Child abuse and neglect remains an intractable problem in the US. Approximately six million children are the suspected victims of abuse and neglect and more than 1,700 children die each year as a result of child maltreatment. Surviving victims of child abuse and neglect are at greater risk of a shortened life span, more frequently suffer from an array of major medical conditions, and face a greater likelihood of involvement in crime, delinquency, substance abuse, school failure, depression and suicide. The expensive national child protection system is, by design, both coercive and stigmatizing and has shown no positive impact in preventing child maltreatment.
Preventing child maltreatment before it ever occurs - and minimizing the need for expensive intervention and the risk of widening damage to the social fabric - is at the core of Professor Neil Guterman's research. Recent findings have shown that early home visitation services, delivered directly in the homes of families around the time of a child's birth, hold significant potential to prevent abuse and neglect from ever occurring, and can promote positive developmental trajectories for children their families. Dean and Mose & Sylvia Firestone Professor Neil Guterman's scholarship has been centered on children's victimization and on advancing such preventive strategies so that they deliver real and lasting benefit to vulnerable families.
Guterman has been conducting several related studies on child abuse prevention, funded by the Centers for Disease Control and Prevention, National Institutes of Health, the Children's Bureau in the Department of Health & Human Services, and a number of private foundations. His "second generation" research on home visitation services is testing ways to improve on the mixed outcomes reported in earlier studies on such services. For example, Guterman has been studying how building parents' social networks might help them better manage the challenges of parenting, and he has been testing a social networking "enhancement" strategy at several partner home visitation agencies in Chicago and New York City. Early findings indicate an array of benefits for participating mothers and their children, delivered in a highly cost efficient service vehicle. Guterman has also been examining the role of fathers in child maltreatment, and is presently designing and testing a second "enhancement" strategy in Chicago that widens the predominant focus of early home visitation services from the mother-child relationship to a more inclusive focus on both mothers and fathers.
Biography
Neil B. Guterman is Dean, the Mose and Sylvia Firestone Professor, and the Director of the Beatrice Cummings Mayer Program in Violence Prevention in the School of Social Service Administration. His scholarly interests are concerned with services targeting children and violence, and he holds special interest in child abuse and neglect prevention, as well as children's exposure to violence outside the home. Professor Guterman has published numerous peer reviewed scholarly articles on these topics, is the author of Stopping Child Maltreatment before It Starts: Emerging Horizons in Early Home Visitation Services (Sage, 2001), and is co-editing a second book on child abuse prevention that is expected to become the reference work for the field of child abuse prevention.

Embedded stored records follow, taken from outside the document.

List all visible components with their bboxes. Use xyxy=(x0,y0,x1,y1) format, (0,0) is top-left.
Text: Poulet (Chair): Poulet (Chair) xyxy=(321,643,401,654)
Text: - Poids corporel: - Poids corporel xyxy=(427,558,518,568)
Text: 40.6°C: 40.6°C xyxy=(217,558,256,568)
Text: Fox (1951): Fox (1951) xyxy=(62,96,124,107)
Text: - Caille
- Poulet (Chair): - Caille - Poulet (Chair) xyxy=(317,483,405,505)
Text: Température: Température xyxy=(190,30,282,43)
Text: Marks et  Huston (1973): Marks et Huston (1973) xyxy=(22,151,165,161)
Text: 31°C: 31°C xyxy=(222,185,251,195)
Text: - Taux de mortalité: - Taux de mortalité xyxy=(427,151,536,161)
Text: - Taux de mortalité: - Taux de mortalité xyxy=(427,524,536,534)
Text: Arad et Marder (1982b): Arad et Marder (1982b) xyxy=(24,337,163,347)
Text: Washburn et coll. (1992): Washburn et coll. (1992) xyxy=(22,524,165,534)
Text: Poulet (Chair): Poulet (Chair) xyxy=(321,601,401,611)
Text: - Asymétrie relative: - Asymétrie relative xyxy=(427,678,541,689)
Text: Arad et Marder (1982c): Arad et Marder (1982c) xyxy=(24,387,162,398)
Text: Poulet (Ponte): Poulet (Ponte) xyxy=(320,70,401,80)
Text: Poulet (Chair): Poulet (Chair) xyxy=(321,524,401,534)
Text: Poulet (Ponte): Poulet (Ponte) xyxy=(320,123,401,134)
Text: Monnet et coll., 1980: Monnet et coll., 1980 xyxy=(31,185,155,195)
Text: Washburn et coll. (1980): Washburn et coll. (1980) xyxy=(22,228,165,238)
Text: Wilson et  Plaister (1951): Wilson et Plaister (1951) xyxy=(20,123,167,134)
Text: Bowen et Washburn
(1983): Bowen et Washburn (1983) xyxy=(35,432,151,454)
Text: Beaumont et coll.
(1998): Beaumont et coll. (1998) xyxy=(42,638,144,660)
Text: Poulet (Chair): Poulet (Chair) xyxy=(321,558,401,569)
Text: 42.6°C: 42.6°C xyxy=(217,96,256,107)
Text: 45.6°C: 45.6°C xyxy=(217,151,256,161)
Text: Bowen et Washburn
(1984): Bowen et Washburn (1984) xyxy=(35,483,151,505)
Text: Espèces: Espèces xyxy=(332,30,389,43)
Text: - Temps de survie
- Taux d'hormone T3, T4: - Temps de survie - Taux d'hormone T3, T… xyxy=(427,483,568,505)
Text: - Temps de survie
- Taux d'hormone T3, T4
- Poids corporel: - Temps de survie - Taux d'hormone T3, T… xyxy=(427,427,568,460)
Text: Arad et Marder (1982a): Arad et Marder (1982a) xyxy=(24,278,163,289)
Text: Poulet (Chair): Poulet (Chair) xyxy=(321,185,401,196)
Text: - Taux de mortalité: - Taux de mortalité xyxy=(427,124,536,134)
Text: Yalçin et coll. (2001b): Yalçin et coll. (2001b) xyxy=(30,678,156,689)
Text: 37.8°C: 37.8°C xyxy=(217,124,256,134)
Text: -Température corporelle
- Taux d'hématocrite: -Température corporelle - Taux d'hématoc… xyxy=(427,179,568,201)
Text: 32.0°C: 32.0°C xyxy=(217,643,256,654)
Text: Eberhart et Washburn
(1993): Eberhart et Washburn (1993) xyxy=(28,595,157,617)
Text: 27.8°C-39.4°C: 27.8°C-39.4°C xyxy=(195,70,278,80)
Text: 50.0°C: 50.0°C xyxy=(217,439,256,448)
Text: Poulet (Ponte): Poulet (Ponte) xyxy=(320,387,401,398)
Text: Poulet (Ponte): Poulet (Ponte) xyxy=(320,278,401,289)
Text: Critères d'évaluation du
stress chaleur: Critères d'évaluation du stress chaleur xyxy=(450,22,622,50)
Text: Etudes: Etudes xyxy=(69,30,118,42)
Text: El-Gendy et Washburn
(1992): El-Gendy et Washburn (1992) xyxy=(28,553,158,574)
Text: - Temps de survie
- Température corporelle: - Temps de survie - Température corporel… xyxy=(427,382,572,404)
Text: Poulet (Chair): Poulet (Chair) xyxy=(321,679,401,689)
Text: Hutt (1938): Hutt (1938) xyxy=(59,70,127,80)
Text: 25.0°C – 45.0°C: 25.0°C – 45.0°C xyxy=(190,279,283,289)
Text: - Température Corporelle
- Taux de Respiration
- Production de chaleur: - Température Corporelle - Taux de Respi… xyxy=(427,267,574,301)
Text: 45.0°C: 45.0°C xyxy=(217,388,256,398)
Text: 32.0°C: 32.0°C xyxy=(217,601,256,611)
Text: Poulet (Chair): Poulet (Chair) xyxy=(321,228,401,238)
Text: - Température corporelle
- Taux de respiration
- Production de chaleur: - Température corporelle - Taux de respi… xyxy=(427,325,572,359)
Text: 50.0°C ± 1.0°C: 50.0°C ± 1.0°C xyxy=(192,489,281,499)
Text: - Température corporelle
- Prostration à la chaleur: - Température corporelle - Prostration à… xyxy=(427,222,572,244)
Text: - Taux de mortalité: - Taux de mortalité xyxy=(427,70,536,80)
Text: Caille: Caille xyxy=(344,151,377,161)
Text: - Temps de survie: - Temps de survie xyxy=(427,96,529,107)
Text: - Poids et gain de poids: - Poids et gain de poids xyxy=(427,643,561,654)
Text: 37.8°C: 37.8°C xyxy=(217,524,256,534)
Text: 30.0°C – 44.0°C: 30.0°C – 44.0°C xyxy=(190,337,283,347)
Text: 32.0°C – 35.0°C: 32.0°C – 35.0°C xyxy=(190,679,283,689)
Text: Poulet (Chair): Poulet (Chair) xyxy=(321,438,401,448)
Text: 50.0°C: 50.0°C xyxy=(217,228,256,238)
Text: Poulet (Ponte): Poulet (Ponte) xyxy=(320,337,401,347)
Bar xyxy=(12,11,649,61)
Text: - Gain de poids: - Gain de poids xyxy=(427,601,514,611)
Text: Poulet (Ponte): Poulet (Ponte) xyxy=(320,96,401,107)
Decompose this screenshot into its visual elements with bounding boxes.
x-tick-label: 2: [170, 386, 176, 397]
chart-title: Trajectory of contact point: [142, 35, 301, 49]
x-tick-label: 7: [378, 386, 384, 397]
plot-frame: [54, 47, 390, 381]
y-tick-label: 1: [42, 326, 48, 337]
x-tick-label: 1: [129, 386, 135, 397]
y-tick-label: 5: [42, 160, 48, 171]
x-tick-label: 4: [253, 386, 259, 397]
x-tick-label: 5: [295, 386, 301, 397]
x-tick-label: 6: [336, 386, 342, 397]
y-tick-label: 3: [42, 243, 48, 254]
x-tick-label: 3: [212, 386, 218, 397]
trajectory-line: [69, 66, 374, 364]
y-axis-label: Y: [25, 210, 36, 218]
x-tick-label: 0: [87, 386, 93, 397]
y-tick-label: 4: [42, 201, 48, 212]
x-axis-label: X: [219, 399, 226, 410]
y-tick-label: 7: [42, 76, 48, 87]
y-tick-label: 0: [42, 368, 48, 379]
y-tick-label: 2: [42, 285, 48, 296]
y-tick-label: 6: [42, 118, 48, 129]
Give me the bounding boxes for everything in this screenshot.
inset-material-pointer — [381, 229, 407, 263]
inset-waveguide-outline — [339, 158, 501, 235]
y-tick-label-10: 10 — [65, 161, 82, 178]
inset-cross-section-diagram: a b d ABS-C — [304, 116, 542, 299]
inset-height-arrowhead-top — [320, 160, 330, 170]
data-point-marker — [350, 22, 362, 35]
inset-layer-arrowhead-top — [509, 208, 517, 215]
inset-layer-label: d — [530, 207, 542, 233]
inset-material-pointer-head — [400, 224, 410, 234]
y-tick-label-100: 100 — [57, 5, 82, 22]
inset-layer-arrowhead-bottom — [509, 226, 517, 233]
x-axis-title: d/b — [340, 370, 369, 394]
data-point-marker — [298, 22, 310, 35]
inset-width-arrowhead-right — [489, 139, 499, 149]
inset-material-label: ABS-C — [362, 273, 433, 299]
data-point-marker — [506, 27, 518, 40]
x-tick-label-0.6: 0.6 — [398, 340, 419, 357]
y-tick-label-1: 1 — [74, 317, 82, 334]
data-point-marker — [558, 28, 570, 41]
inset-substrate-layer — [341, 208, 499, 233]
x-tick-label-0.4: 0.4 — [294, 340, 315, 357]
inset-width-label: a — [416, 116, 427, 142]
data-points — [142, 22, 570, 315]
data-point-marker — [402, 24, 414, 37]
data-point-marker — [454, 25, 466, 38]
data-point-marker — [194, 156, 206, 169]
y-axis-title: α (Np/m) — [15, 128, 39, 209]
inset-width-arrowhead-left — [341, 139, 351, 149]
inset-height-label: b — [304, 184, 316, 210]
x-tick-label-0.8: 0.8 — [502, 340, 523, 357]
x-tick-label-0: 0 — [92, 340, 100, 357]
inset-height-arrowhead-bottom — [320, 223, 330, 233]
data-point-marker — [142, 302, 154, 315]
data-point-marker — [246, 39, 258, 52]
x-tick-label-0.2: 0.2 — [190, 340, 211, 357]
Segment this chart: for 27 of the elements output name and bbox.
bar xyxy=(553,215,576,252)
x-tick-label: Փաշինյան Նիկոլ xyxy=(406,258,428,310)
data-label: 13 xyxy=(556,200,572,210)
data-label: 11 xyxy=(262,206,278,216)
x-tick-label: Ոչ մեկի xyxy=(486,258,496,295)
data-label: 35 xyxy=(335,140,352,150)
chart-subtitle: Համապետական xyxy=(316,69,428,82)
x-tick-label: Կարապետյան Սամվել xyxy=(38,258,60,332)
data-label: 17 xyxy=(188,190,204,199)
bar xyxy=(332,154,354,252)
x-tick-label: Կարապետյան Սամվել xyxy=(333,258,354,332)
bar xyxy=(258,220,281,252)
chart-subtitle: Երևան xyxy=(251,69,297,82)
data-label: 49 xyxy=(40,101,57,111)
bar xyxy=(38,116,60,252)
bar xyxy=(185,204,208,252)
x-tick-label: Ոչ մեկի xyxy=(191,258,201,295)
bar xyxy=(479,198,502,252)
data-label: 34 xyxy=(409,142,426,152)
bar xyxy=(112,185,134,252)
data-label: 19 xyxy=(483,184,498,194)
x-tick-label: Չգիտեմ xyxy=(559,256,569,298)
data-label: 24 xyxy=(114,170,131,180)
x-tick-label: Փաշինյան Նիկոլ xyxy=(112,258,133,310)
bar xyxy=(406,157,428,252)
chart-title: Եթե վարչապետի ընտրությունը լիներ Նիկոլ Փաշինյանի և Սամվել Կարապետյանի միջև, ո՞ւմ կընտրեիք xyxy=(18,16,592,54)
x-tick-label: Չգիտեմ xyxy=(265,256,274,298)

Dean Guterman teaches a seminar in violence prevention at SSA, and he currently directs three studies examining the effectiveness of strategies to prevent child abuse and neglect. As a noted authority on children and violence exposure, his expertise has been tapped by the U.S. Surgeon General's Office, the Centers for Disease Control and Prevention, the International Society for Prevention of Child Abuse and Neglect, Prevent Child Abuse America, Children's Trust Funds, and the National Conference of State Legislatures. He has delivered a number of keynote speeches and has provided expert consultation and trainings to State and local governmental bodies, foundations, human service organizations and legal firms. As well, he consults as an editor to a number of professional journals including Child Abuse and Neglect, Social Work, American Journal of Public Health and he serves on the editorial board of Child Maltreatment.
Prior to joining the faculty at the University of Chicago, Professor Guterman served on the faculty of the Columbia University School of Social Work from 1993-2006, where he most recently was Associate Professor and Chair of the Doctoral Program. Prior to this, he was a Lady Davis Postdoctoral Fellow at the Hebrew University in Jerusalem. He has provided direct clinical social work services to children and families in a wide variety of family and child service settings in Michigan, California, Israel, and New York City.
Dean Guterman holds a Ph.D. in Social Work and Psychology from the University of Michigan, as well as an M.S.W. in clinical practice with families and children, also from the University of Michigan. His B.A. is in psychology with highest honors from the University of California, Santa Cruz.